Hi guys, sorry for late reply, been busy.
marrold, I'd like to help resolve it as much as I possibly can, however I'm operating in production, so I can't just decide to change things and pull readings etc whenever I want. Production world doesn't work like that.
And to follow up before someone says "you shouldn't do this in production anyway!"... I agree, and we did bench test it as much as was possible. We don't have a spare voip setup that matches this exact layout.
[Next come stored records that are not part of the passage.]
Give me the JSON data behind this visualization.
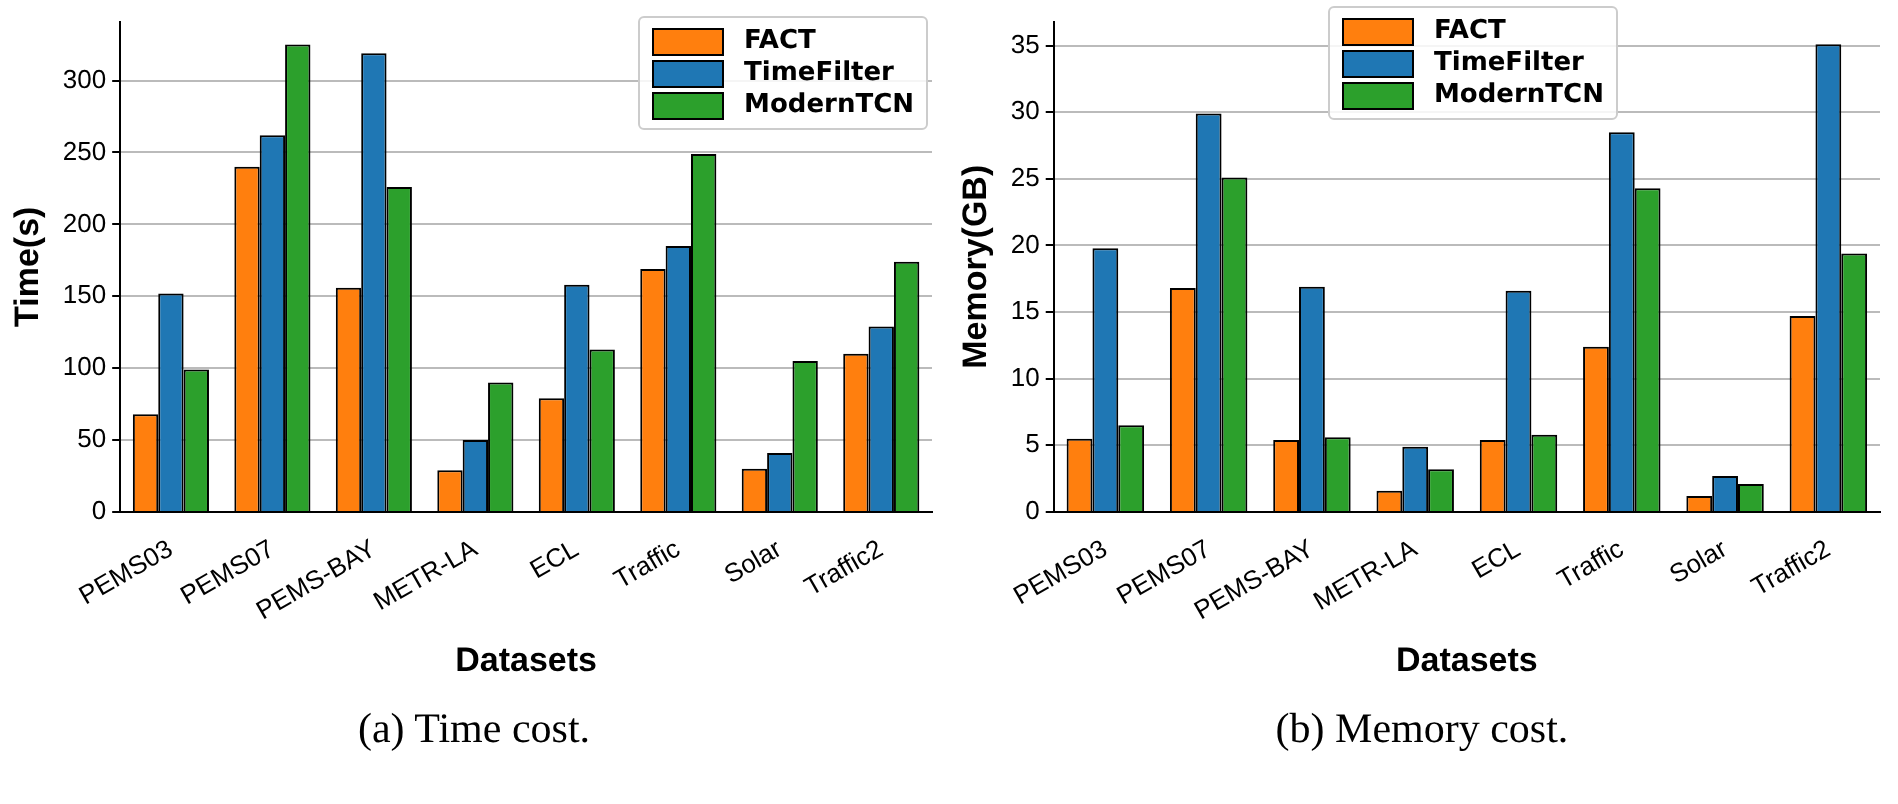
{
  "chart_data": [
    {
      "type": "bar",
      "xlabel": "Datasets",
      "ylabel": "Time(s)",
      "categories": [
        "PEMS03",
        "PEMS07",
        "PEMS-BAY",
        "METR-LA",
        "ECL",
        "Traffic",
        "Solar",
        "Traffic2"
      ],
      "series": [
        {
          "name": "FACT",
          "color": "#ff7f0e",
          "values": [
            68,
            240,
            156,
            29,
            79,
            169,
            30,
            110
          ]
        },
        {
          "name": "TimeFilter",
          "color": "#1f77b4",
          "values": [
            152,
            262,
            319,
            50,
            158,
            185,
            41,
            129
          ]
        },
        {
          "name": "ModernTCN",
          "color": "#2ca02c",
          "values": [
            99,
            325,
            226,
            90,
            113,
            249,
            105,
            174
          ]
        }
      ],
      "ylim": [
        0,
        341
      ],
      "yticks": [
        0,
        50,
        100,
        150,
        200,
        250,
        300
      ],
      "grid": "y",
      "legend": "top right",
      "annotations": [
        "(a) Time cost."
      ]
    },
    {
      "type": "bar",
      "xlabel": "Datasets",
      "ylabel": "Memory(GB)",
      "categories": [
        "PEMS03",
        "PEMS07",
        "PEMS-BAY",
        "METR-LA",
        "ECL",
        "Traffic",
        "Solar",
        "Traffic2"
      ],
      "series": [
        {
          "name": "FACT",
          "color": "#ff7f0e",
          "values": [
            5.5,
            16.8,
            5.4,
            1.6,
            5.4,
            12.4,
            1.2,
            14.7
          ]
        },
        {
          "name": "TimeFilter",
          "color": "#1f77b4",
          "values": [
            19.8,
            29.9,
            16.9,
            4.9,
            16.6,
            28.5,
            2.7,
            35.1
          ]
        },
        {
          "name": "ModernTCN",
          "color": "#2ca02c",
          "values": [
            6.5,
            25.1,
            5.6,
            3.2,
            5.8,
            24.3,
            2.1,
            19.4
          ]
        }
      ],
      "ylim": [
        0,
        36.8
      ],
      "yticks": [
        0,
        5,
        10,
        15,
        20,
        25,
        30,
        35
      ],
      "grid": "y",
      "legend": "top",
      "annotations": [
        "(b) Memory cost."
      ]
    }
  ]
}
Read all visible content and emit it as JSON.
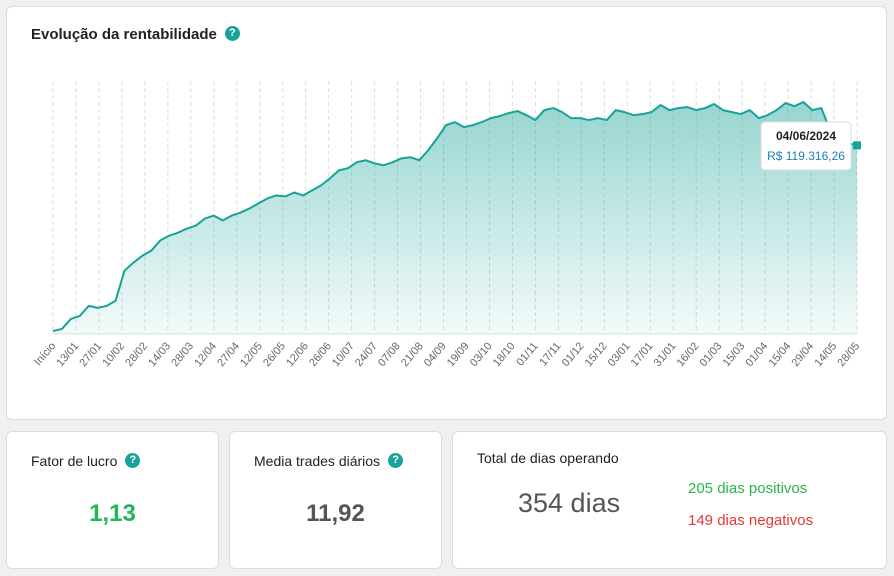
{
  "chart_card": {
    "title": "Evolução da rentabilidade",
    "help_icon": "question-circle-icon"
  },
  "tooltip": {
    "date": "04/06/2024",
    "value": "R$ 119.316,26"
  },
  "chart_data": {
    "type": "area",
    "title": "Evolução da rentabilidade",
    "xlabel": "",
    "ylabel": "",
    "x_tick_labels": [
      "Início",
      "13/01",
      "27/01",
      "10/02",
      "28/02",
      "14/03",
      "28/03",
      "12/04",
      "27/04",
      "12/05",
      "26/05",
      "12/06",
      "26/06",
      "10/07",
      "24/07",
      "07/08",
      "21/08",
      "04/09",
      "19/09",
      "03/10",
      "18/10",
      "01/11",
      "17/11",
      "01/12",
      "15/12",
      "03/01",
      "17/01",
      "31/01",
      "16/02",
      "01/03",
      "15/03",
      "01/04",
      "15/04",
      "29/04",
      "14/05",
      "28/05"
    ],
    "ylim": [
      0,
      160000
    ],
    "grid": "vertical",
    "series": [
      {
        "name": "Rentabilidade",
        "color": "#17a398",
        "values": [
          1900,
          3200,
          9500,
          11400,
          17800,
          16500,
          17800,
          21000,
          40000,
          45100,
          49500,
          52700,
          59100,
          62200,
          64100,
          66700,
          68600,
          73000,
          74900,
          71800,
          74900,
          76800,
          79400,
          82600,
          85700,
          87600,
          87000,
          89500,
          87600,
          90800,
          94000,
          98400,
          103500,
          104800,
          108600,
          109900,
          107900,
          106700,
          108600,
          111100,
          111800,
          109900,
          116200,
          123800,
          132100,
          134000,
          130800,
          132100,
          134000,
          136500,
          137800,
          139700,
          141000,
          138400,
          135300,
          141600,
          142900,
          140300,
          136500,
          136500,
          135300,
          136500,
          135300,
          141600,
          140300,
          138400,
          139100,
          140300,
          144800,
          141600,
          142900,
          143500,
          141600,
          142900,
          145400,
          141600,
          140300,
          139100,
          141600,
          136500,
          138400,
          141600,
          146100,
          144100,
          146700,
          141600,
          142900,
          128900,
          122600,
          120700,
          119316
        ]
      }
    ]
  },
  "cards": {
    "profit_factor": {
      "label": "Fator de lucro",
      "value": "1,13",
      "color": "#1db954"
    },
    "daily_trades": {
      "label": "Media trades diários",
      "value": "11,92"
    },
    "days": {
      "label": "Total de dias operando",
      "value": "354 dias",
      "positive": "205 dias positivos",
      "negative": "149 dias negativos",
      "positive_color": "#2bb34a",
      "negative_color": "#e53935"
    }
  }
}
This router is doing OSPF, BGP, etc and is acting as a main gateway on a fiber line. There are too many variables to reproduce, and I have nowhere that I can put it where it is in an exact same configuration. We have gotten it as closely as possible to this situation on the bench, but have not been able to go further. (Hence why the cutover went perfectly, despite this one single issue) My goal this week is to try and get further testing done, and hopefully some *&(*&@ packet captures.
To confirm some of the questions:
- The Cisco ATAs are SPA122 and SPA112. Some are behind a PPPoE connection directly to this router, others are sitting on IP/Ethernet links (Passing through radio bridges). Network configs don't seem to matter. (This makes me feel that this is not an MTU issue either, as it was one of my theories.)
- The config between the upgrades on this router are absolutely identical export/imports. I can flip the firmware between 6.20 and 6.21+ like a switch and it's the only bug/problem that we encounter.
In the end this could be a possible VOIP config issue. But I'm seriously doubting it from what I'm seeing. Perhaps it's an incompatibility with the Cisco units as well, but this seems to occur across all Cisco firmware versions. I confirmed 4 different versions running on ATAs, including the newest version. I also don't believe this is a Cisco issue or a voip config issue as these ATAs run on every other provider, with almost every crazy configuration possible, without any issues. This is the first time I've seen anything actually "break" them.
As I said, I'm going to try and get some packet captures, but it's going to take time.
I just wish I could get a better idea of what could be causing the trigger for this problem between those firmware versions. From what I see, there is nothing in the changelogs that *should* have an effect on this. But something obviously is. Maybe it's not a bug, but it's still something that I need to identify.